The makers do note that Adobe software has some problems, though we didn't see any -- but inconsistent behavior from Adobe applications with third-party utilities should surprise nobody. What you can be certain of, is that any one app you're using can spread out across your Mac and iPad screens.

It doesn't have to be an iPad: You can connect your iPhone to Duet Display and have it be your Mac screen's extension. It's less useful because certain windows like image tools are arguably too small, but you can do it. What you can't do is connect more than one iOS device to your Mac at a time, though the makers say they're considering this for the future.

This convenience of a second display that you connect only when you need it has been true and enjoyed since the app first launched toward the end of 2014. Once it's running and you're dragging windows around, the new version 1.3.7 for iOS feels faster than before. That's a boon rather than a needed improvement, though -- it has always been fast enough, and faster than some wireless options that we'll be examining in coming days.

Nonetheless, the snappy feel of it would be reason enough to upgrade, particularly as this version is free to existing users.

Like the late-night hucksters used to say, there's more. Assuming you're running macOS Sierra, you can elect to have Apple's Touch Bar on your iPad.

The addition will be of less use to you if you have a MacBook Pro with an actual Touch Bar. Try as we might, there's just no good way we found position an iPad so that it's as convenient as the real thing. Yet, if you are using it for palettes or as a video scrubber on the iPad screen, the Touch Bar display is just another form of those.

Using this new version of the app and also paying an annual $20 subscription gets you another significant benefit. Duet Pro, as the subscription is called, is specifically for making your connected iPad also become a drawing tablet for your Mac. It's how to use your Apple Pencil on your Mac.

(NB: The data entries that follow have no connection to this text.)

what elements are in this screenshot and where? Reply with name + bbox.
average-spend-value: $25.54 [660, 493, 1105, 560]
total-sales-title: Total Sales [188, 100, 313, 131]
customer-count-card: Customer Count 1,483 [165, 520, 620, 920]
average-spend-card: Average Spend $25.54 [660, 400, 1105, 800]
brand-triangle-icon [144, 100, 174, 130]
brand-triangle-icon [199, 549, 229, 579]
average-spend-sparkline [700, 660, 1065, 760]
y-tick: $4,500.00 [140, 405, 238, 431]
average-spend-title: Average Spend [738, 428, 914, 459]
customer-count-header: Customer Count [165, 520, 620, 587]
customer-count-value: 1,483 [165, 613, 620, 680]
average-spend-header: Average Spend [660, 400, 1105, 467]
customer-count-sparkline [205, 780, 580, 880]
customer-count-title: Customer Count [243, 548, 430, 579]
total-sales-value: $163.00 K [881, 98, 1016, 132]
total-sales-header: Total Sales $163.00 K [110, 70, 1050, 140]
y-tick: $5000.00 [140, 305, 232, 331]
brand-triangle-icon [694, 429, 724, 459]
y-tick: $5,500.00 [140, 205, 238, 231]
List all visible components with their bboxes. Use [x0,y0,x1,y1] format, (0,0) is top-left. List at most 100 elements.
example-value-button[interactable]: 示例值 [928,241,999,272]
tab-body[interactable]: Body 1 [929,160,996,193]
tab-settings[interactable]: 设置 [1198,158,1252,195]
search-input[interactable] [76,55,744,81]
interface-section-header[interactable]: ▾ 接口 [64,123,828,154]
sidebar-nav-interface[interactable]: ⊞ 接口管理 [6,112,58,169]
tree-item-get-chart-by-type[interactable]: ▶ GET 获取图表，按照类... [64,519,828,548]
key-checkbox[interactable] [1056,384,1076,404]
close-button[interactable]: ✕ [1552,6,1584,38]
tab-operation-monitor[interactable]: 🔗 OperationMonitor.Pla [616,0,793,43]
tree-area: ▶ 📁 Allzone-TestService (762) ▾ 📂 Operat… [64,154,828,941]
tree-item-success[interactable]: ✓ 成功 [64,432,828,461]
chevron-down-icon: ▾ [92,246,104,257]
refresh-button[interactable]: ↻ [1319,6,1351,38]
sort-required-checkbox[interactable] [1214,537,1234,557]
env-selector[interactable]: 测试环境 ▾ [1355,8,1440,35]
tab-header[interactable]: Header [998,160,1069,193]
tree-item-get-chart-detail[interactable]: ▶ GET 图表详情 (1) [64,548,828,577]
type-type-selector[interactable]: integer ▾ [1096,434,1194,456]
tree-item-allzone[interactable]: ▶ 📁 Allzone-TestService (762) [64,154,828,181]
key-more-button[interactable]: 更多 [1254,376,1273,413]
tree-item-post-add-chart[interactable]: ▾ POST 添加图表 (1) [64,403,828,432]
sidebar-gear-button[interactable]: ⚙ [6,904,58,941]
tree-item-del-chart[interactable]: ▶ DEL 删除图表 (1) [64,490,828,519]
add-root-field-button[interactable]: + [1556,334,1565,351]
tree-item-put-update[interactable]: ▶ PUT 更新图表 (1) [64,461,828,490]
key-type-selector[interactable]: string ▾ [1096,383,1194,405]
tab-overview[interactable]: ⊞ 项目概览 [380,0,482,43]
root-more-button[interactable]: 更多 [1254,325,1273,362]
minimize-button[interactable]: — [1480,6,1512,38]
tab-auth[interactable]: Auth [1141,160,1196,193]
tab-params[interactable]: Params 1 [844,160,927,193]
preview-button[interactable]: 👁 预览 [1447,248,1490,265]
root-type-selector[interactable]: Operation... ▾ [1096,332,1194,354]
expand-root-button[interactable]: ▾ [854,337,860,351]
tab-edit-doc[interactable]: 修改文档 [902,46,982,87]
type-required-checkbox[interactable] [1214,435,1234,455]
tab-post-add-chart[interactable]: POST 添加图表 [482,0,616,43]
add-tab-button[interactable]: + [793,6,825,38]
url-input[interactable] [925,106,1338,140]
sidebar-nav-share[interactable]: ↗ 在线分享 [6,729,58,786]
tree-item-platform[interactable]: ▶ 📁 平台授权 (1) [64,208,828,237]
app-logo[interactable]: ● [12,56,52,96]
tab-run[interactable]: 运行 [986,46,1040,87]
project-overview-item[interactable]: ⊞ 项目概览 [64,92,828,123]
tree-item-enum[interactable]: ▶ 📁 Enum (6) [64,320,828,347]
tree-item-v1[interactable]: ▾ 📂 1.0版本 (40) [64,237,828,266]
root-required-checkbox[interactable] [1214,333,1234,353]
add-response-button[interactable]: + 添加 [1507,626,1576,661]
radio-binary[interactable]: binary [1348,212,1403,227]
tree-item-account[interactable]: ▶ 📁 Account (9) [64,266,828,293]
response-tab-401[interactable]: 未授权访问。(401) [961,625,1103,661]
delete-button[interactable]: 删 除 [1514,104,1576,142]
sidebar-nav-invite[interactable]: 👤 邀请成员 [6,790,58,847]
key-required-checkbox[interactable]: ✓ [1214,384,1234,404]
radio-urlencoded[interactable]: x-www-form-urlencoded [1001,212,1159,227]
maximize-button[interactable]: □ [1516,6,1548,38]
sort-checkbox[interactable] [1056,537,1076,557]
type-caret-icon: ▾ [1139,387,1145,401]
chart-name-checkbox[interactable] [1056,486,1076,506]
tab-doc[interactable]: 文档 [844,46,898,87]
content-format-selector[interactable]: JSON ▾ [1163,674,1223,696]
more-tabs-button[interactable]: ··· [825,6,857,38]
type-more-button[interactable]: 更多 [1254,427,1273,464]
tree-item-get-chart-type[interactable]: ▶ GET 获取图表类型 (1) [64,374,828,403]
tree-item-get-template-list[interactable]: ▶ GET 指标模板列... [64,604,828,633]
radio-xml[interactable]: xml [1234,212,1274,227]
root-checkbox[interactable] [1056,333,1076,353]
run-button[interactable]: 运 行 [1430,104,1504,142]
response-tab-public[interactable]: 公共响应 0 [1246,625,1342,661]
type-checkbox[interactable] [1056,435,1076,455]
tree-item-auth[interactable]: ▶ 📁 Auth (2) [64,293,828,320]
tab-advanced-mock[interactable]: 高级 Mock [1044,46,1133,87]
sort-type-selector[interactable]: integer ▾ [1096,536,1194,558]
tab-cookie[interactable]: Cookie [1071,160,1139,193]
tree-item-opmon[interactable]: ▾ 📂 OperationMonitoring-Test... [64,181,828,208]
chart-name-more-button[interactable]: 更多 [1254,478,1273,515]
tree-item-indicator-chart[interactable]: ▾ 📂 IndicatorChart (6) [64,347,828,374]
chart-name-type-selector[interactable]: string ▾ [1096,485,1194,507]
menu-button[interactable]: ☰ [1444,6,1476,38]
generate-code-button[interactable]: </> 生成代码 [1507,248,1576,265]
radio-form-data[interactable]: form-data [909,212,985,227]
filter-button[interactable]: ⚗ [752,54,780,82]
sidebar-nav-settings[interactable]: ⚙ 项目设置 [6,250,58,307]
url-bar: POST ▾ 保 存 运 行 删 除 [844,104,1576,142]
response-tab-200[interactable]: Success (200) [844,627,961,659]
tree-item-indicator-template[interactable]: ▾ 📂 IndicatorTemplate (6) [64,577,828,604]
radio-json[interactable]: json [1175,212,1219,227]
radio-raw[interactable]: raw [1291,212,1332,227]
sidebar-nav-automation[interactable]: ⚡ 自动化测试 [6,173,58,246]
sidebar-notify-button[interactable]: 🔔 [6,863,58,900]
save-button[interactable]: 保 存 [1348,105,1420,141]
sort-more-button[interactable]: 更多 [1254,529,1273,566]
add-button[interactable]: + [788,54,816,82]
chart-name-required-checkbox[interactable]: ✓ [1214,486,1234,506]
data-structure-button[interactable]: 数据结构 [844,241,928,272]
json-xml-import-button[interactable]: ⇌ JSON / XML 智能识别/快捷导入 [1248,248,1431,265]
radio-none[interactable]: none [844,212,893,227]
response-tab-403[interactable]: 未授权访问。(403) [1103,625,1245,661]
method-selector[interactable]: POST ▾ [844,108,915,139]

While the Apple Pencil can be used with Duet Display's base application without the subscription, and so can your finger, the $99 peripheral functions as little more than a dumb $1 stylus without the add-on. The yearly add-on brings palm rejection, and pressure sensitivity for both macOS and Windows.

We feel that while there is a very slight amount of input lag as compared to using the Apple Pencil natively within iOS or using a very expensive Wacom tablet, the functionality is still far better than most other options.

Artists we've spoken to and let fiddle with our hardware don't find the lag to be a deal-breaker, prefer the Apple Pencil in Duet Display to some of the lower-end Wacom offerings, and vastly prefer it to a drawing tablet with no display.

Duet Display 1.3.7 requires iOS 8.0 or higher and normally costs $19.99 on the App Store but is on sale for the holiday season for $9.99.

The iOS requirement eliminates the original iPad, which is stuck on iOS 5, from using the Duet Display. However, tests even on the iPad 2 and 3 with the old 30-pin connector were smooth.

Caveat emptor: recently a very similarly named app with the same icon, same description, and same links to websites but different developer, has appeared on the App Store to capitalize on the press surrounding the update. AppleInsider's link is to the genuine article.

You'll also need the free companion macOS Sierra app which is available direct from the maker's website, as is the Windows version.